A fat protein efficient diet plan may or may not work for you, you can try it for real results. However, before doing it, you should have enough knowledge about this diet plan to avoid unwanted harm. Here are some useful tips to help you get started and build a sample menu for your diet days.

How to build a fat protein efficient diet plan?

Building a detailed diet plan is essential for every diet. It helps you to follow the diet properly and more effectively.

For a fat protein efficient diet plan the first thing you need to do is visit your doctor and determine what metabolic rate type your body is in.

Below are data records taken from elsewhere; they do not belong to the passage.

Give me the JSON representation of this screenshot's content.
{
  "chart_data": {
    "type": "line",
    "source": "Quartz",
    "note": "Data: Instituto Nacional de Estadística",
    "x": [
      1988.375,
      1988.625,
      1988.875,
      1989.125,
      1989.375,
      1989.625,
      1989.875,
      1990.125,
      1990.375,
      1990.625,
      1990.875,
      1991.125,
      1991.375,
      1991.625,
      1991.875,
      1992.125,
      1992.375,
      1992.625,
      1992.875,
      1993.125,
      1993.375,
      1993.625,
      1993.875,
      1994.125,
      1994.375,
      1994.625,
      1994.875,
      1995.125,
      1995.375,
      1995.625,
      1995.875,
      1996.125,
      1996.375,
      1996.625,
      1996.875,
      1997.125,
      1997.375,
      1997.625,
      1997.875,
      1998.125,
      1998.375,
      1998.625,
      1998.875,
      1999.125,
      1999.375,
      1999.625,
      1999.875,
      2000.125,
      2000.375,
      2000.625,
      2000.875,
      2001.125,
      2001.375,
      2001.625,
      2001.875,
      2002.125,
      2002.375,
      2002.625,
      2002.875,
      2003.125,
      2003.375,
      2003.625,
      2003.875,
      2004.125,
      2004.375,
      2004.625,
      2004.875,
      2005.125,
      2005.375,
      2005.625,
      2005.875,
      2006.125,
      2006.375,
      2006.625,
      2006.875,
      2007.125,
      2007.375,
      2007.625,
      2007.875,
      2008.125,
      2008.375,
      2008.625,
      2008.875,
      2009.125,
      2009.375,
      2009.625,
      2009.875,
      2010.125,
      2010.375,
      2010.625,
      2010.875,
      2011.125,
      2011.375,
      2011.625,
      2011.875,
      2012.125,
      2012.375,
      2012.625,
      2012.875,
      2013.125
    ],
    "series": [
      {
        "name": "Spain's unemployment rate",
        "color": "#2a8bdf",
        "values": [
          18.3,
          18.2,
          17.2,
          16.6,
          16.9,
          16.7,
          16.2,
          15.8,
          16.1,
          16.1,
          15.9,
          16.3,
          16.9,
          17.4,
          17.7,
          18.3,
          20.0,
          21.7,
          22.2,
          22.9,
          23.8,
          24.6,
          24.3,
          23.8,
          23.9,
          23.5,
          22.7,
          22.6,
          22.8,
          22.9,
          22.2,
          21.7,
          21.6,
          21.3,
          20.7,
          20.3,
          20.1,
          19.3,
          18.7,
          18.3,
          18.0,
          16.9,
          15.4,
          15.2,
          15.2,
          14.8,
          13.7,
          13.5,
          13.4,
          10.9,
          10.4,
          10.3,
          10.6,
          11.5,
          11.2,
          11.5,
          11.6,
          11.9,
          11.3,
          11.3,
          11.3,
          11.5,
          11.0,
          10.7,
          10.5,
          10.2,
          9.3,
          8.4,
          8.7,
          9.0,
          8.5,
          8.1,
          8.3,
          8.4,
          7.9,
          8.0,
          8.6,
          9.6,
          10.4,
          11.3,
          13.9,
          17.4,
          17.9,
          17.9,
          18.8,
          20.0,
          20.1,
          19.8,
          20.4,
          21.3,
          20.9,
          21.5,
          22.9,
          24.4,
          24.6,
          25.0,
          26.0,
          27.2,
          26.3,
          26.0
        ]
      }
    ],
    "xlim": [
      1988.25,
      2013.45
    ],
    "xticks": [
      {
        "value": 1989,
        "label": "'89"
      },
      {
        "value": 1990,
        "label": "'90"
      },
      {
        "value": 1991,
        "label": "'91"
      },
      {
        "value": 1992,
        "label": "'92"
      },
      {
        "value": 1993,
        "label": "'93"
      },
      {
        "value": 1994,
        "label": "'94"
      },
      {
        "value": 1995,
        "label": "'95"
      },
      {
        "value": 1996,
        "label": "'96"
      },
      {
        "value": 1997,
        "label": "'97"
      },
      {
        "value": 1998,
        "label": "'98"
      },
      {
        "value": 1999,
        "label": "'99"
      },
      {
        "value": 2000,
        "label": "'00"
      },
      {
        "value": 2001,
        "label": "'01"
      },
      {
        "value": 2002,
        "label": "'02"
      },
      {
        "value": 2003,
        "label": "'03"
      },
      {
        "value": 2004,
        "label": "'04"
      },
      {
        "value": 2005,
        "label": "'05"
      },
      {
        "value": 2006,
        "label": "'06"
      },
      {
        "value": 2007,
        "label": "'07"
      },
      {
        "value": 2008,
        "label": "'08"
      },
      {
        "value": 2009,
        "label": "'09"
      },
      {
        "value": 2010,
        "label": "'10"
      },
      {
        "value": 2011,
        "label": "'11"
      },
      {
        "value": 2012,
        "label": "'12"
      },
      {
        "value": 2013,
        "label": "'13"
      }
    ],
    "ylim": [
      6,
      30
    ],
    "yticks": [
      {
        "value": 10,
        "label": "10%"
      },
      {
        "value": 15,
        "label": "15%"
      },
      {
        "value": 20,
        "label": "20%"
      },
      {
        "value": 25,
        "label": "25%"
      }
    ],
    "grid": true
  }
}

Your doctor will give you useful advice and make sure you are really suitable for this diet or not. Determining the correct type of oxidant will help you choose the right type of effective diet.

Next, you need to prepare and build a really detailed diet plan. A healthy lifestyle and standard eating will keep you at your best. You can lose weight, maintain weight, and regulate your body. Hard exercise will be a perfect solution to help your plan be more successful.

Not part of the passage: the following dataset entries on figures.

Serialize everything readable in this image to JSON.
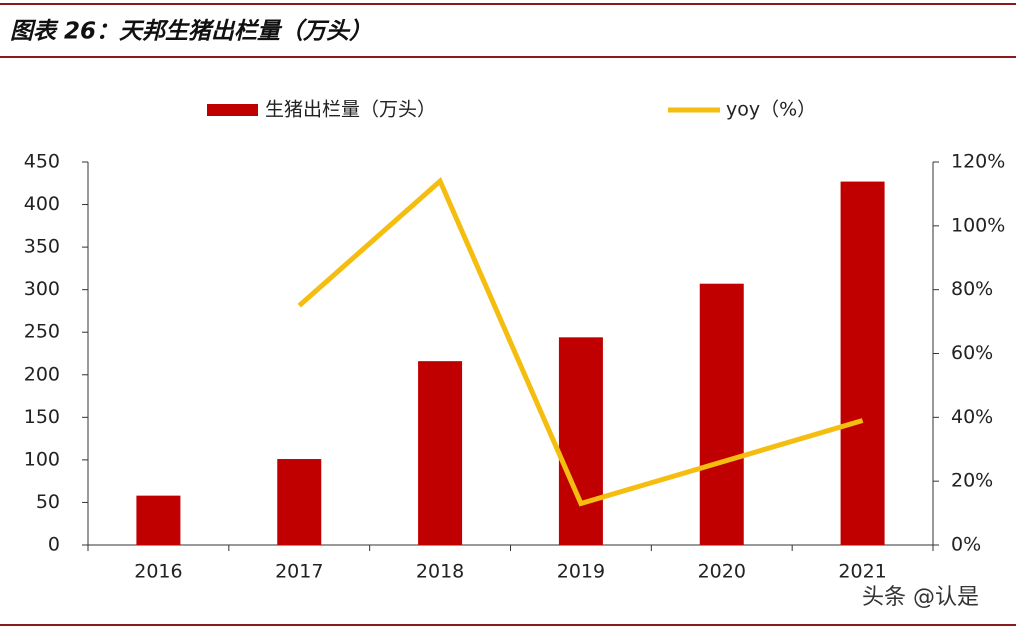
{
  "chart_data": {
    "type": "bar_line",
    "title": "图表 26：天邦生猪出栏量（万头）",
    "categories": [
      "2016",
      "2017",
      "2018",
      "2019",
      "2020",
      "2021"
    ],
    "series": [
      {
        "name": "生猪出栏量（万头）",
        "color": "#c00000",
        "type": "bar",
        "values": [
          58,
          101,
          216,
          244,
          307,
          427
        ]
      },
      {
        "name": "yoy（%）",
        "color": "#f5bd0f",
        "type": "line",
        "axis": "y2",
        "values": [
          null,
          75,
          114,
          13,
          26,
          39
        ]
      }
    ],
    "ylim": [
      0,
      450
    ],
    "yticks": [
      0,
      50,
      100,
      150,
      200,
      250,
      300,
      350,
      400,
      450
    ],
    "y2lim": [
      0,
      120
    ],
    "y2ticks": [
      {
        "value": 0,
        "label": "0%"
      },
      {
        "value": 20,
        "label": "20%"
      },
      {
        "value": 40,
        "label": "40%"
      },
      {
        "value": 60,
        "label": "60%"
      },
      {
        "value": 80,
        "label": "80%"
      },
      {
        "value": 100,
        "label": "100%"
      },
      {
        "value": 120,
        "label": "120%"
      }
    ],
    "legend": "top"
  },
  "watermark": "头条 @认是"
}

In the process of building a menu, you should pay attention to trying to keep saturated fat below 10%. Fat is not a completely good nutrient for the body, so it should be used in the right dosage to ensure safety.

Sample menu for 1-day

To help you build this diet plan more effectively we will give a sample menu for a day. You can rely on this menu to build a menu for the following days.

 Meals
Breakfast (Choose one, or a comparable option)Egg Bacon Whole grain toast with butter
AM snacks (Choose one, or a comparable option)Raw vegetables with salad dressing or cheese Full fat cheese Boiled eggs Ham, roast beef/pork slice, pepperoni
Lunch (Choose one, or a comparable option)Chicken or tuna breast with vegetables and sauce, tomato slices, avocado slices Cobb salad or taco salad
PM snack (Choose one, or a comparable option)
Boiled eggs Cheese stick DIY dip Vege sticks Ham, bacon, roast beef or pepperoni
Dinner (Choose one, or a comparable option)
Pork ribs with mixed vegetables Butterfish with green vegetable Steak with baked potatoes, butter and sour cream Chicken breast and greens Whole wheat bread with cheese, cream sauce or olive oil vinegar Taco salad with ground beef or chicken Beef with wholemeal bread and salad Chicken wings with cream sauce and salad

Conclusion

It’s not hard to tell if you’re a fast oxidant, slow oxidant, or mixed oxidant. If you can’t determine that you can see your doctor and specialists. Knowing what type of person you are will greatly aid in weight loss and overall health improvement.

Besides, you need to adjust the amount of fat and carbs you eat at a reasonable level to avoid unnecessary risks. Hopefully, our sharing will help you have more knowledge about a fat protein efficient diet plan PDF. Thanks for reading!